Bergab geht es in der Schweiz von allein [Anm. d. Red.: wohl aufgrund der Berge]. Wir brauchen die Hilfe der Politik in Deutschland, dass es bergab geht.“

#Wettendass
Zweifelsfrei der Höhepunkt in dieser Sendung! pic.twitter.com/LBpkISqnJM

Damit schoss der Moderator vermutlich gegen die Politik der amtierenden Bundesregierung. Begründen ließe sich das mit der aktuellen Haushaltskrise und der schwachen Wirtschaftslage Deutschlands.

Die Ampelregierung befindet sich ohnehin schon in einer Krise. Die Rufe nach vorzeitigen Neuwahlen werden immer lauter. Eine aktuelle INSA-Umfrage kommt zu dem Ergebnis, dass nur noch jeder Fünfte die Fortführung der Regierungskoalition aus SPD, Grünen und FDP bis zum regulären Ende der Legislaturperiode 2025 befürwortet. 38 Prozent der Befragten wünschen sich hingegen Neuwahlen.

Wettkönigin gewann Nostalgiewette

Zu Gast war auch die Rapperin und Influencerin Shirin David, die mit Helene Fischer eine neue Fassung von deren Hit „Atemlos durch die Nacht“ vorstellte. Sie brachte Gottschalk mit ihrer jugendlichen Schlagfertigkeit tatsächlich etwas an seine Grenzen.

Die 28-Jährige erklärte Gottschalk, wie das Influencerleben funktioniert. Dort gehe es nicht um sportliche oder künstlerische Spitzenleistungen, es würden ganz normale Dinge geteilt. David erklärte dem staunend zuhörenden Gottschalk, dass es den Zuschauern von Videoclips besser gehe, wenn auch der Influencer einen Pickel habe und dazu stehe. „Mein Pickel fällt mir jetzt viel leichter“, sagte Gottschalk nach der kleinen Lektion.

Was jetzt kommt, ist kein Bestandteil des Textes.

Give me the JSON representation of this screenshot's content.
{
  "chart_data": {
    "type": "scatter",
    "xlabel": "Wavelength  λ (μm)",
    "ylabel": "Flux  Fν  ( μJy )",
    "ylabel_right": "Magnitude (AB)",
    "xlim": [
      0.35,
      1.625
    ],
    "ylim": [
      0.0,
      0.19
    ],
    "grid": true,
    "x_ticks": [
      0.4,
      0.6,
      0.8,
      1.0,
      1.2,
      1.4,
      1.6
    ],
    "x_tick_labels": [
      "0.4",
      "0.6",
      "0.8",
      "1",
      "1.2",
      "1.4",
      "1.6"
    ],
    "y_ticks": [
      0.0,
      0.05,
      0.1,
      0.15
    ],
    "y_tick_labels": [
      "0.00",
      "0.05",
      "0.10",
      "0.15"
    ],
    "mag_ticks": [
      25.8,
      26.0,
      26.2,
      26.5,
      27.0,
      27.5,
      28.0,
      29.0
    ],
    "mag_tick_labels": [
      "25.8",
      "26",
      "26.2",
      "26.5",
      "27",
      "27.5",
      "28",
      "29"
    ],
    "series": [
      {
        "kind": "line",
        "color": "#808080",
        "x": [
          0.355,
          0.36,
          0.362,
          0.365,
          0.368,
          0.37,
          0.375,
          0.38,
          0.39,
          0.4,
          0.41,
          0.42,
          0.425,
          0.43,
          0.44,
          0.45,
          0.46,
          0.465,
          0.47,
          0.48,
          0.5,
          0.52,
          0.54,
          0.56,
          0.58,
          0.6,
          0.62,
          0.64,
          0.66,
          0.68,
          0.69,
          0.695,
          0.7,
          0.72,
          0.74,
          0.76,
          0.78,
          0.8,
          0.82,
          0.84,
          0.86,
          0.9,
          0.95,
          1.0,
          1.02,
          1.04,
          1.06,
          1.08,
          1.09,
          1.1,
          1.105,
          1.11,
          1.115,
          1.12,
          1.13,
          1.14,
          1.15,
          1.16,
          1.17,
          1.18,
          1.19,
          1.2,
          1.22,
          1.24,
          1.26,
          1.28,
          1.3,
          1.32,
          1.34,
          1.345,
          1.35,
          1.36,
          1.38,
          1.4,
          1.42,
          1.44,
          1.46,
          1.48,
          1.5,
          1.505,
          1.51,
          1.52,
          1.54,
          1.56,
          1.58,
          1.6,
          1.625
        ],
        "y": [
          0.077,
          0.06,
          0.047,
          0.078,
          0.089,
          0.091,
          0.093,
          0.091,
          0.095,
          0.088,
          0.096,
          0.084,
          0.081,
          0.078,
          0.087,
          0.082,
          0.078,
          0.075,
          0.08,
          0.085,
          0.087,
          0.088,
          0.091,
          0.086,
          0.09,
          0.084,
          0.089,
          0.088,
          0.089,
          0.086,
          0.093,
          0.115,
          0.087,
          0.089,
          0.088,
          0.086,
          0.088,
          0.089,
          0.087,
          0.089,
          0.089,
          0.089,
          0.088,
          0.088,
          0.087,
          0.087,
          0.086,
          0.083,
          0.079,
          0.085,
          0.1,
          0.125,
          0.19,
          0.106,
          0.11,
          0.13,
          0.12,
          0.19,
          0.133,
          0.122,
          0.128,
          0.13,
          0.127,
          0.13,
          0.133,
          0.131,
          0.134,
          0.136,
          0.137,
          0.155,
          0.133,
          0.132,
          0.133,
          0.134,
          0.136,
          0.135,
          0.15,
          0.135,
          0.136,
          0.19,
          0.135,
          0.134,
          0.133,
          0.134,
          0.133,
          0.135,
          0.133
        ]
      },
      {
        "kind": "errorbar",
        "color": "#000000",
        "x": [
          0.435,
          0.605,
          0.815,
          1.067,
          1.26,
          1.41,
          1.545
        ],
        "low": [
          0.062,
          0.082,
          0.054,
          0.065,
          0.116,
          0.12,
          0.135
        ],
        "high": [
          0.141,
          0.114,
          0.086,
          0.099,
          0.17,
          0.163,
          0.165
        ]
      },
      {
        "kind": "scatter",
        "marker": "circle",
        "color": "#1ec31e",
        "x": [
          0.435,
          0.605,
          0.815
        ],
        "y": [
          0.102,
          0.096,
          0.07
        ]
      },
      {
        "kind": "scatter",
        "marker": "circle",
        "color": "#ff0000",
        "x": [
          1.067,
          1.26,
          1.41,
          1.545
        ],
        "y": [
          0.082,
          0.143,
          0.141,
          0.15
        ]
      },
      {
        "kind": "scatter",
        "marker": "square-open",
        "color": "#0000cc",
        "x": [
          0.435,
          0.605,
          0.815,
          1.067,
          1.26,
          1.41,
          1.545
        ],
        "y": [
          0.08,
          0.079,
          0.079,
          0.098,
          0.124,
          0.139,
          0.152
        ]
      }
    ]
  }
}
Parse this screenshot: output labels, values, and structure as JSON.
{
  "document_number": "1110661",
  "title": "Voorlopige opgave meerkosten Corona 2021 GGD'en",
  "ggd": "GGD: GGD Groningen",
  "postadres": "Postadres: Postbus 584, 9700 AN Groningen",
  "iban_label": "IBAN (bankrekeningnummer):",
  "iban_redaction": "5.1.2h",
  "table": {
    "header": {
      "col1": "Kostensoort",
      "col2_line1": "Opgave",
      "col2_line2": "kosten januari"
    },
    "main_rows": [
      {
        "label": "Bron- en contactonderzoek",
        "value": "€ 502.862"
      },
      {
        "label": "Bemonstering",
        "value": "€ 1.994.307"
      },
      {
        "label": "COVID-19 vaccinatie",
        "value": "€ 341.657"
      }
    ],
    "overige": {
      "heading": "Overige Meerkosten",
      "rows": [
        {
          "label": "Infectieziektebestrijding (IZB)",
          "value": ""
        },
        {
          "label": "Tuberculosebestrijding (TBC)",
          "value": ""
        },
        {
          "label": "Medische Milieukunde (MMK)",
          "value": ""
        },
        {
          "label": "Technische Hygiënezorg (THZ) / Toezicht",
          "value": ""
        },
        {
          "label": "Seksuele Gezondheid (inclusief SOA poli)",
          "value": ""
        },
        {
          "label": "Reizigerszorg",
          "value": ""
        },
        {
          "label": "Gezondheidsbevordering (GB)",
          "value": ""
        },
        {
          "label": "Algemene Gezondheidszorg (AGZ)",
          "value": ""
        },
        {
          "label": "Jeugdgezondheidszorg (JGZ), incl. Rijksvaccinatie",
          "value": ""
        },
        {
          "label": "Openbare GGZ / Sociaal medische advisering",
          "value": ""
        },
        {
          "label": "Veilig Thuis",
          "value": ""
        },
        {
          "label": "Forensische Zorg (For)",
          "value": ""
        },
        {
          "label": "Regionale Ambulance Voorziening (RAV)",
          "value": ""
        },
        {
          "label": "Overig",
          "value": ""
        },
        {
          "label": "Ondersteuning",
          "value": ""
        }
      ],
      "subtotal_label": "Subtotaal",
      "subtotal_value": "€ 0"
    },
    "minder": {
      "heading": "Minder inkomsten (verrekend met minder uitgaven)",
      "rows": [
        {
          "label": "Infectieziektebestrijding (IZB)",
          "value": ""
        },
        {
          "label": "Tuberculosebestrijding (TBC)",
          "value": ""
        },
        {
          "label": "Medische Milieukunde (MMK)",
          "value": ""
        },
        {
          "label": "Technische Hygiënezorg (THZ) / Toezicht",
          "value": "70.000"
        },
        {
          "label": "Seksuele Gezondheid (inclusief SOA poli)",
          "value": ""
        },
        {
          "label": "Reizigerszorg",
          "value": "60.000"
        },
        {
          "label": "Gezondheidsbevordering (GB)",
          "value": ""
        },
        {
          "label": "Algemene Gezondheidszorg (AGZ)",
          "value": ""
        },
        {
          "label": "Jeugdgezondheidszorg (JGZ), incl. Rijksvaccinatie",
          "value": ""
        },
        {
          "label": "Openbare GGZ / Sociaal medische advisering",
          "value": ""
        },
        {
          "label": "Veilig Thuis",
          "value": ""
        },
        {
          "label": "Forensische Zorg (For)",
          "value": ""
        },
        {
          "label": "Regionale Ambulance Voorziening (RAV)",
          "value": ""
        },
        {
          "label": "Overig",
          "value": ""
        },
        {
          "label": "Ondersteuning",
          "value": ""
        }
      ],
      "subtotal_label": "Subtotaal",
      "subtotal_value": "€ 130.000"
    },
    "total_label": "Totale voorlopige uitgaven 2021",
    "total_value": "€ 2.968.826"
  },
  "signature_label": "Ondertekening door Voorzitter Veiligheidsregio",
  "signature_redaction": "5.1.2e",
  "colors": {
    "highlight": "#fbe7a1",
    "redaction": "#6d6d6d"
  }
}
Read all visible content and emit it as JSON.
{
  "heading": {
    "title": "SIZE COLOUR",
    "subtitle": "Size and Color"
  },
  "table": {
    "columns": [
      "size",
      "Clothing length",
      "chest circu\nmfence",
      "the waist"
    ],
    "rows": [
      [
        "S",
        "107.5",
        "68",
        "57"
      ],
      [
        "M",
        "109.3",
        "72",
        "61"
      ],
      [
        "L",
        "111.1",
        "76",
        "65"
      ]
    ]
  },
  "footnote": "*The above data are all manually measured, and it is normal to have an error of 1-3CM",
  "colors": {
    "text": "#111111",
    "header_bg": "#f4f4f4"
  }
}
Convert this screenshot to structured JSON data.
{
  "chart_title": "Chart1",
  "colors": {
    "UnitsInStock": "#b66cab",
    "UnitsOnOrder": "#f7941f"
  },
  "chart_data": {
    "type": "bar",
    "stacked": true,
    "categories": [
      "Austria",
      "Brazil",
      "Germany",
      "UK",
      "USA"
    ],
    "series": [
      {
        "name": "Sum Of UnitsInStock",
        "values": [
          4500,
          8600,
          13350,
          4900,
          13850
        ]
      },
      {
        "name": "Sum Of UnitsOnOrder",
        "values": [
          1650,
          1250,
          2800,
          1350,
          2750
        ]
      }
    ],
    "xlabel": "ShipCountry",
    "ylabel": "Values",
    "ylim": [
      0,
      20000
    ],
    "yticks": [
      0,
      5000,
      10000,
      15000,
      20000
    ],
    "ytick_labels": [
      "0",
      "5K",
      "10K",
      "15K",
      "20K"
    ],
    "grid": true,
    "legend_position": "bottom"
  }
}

Weil Gottschalk sich zwischendurch immer mal wieder mit den Namen der Gäste verhaspelte und etwa aus Schweighöfer Matthias Schweinsteiger machte, ließ ihn Liefers „Schweinsteiger, Stappenbeck, Schweighöfer“ als Stabreim üben.

Letzte Wettkönigin wurde Julia Reichert aus München, die bereits 2005 mit einer Kinderwette bei Gottschalk war. Reichert gewann mit einer Nostalgiewette, für die sie alle Wettkönige aus der Geschichte der Sendung mit deren Wetten in Barcodes umformte und diese Barcodes dann wieder erfolgreich mit dem richtigen Datum und Ort entschlüsselte. Sie konnte sich damit gegen eine Kandidatin durchsetzen, deren Hund englisch gesprochene Zahlen erkennen konnte und gegen einen Hühnerzüchter, der Hähne an ihrem „Kikeriki“-Ruf unterscheiden konnte.

Elstner: „Beste Zeit von Thomas Gottschalk“

Spektakulär war die Außenwette, bei der acht Männer des Schweizer Seilziehclubs Stans-Oberdorf die sieben Tonnen schwere Stanserhorn-Bahn zehn Meter bergauf zogen. Dieselbe Wette gab es bereits vor 30 Jahren – doch anders als die damaligen Schweizer Kandidaten schafften es diesmal die Männer.

Das größte Kompliment machte Gottschalk dem Erfinder von „Wetten, dass…?“ und ersten Moderator der Show, Frank Elstner, der im Publikum saß. „Ich muss ganz ehrlich sagen, ich hatte nicht das Gefühl, ich bin in einer letzten Sendung. Ich hatte das Gefühl, man hat mich zur besten Zeit von Thomas Gottschalk zu einer Sendung eingeladen“, sagte Elstner zu lange anhaltendem Applaus des Publikums.

Danach ließ Elstner einen Bagger mit Entertainer und Gottschalk-Freund Mike Krüger als Beifahrer in die Offenburger Baden-Arena fahren, mit dem Gottschalk aus der Halle gebracht wurde.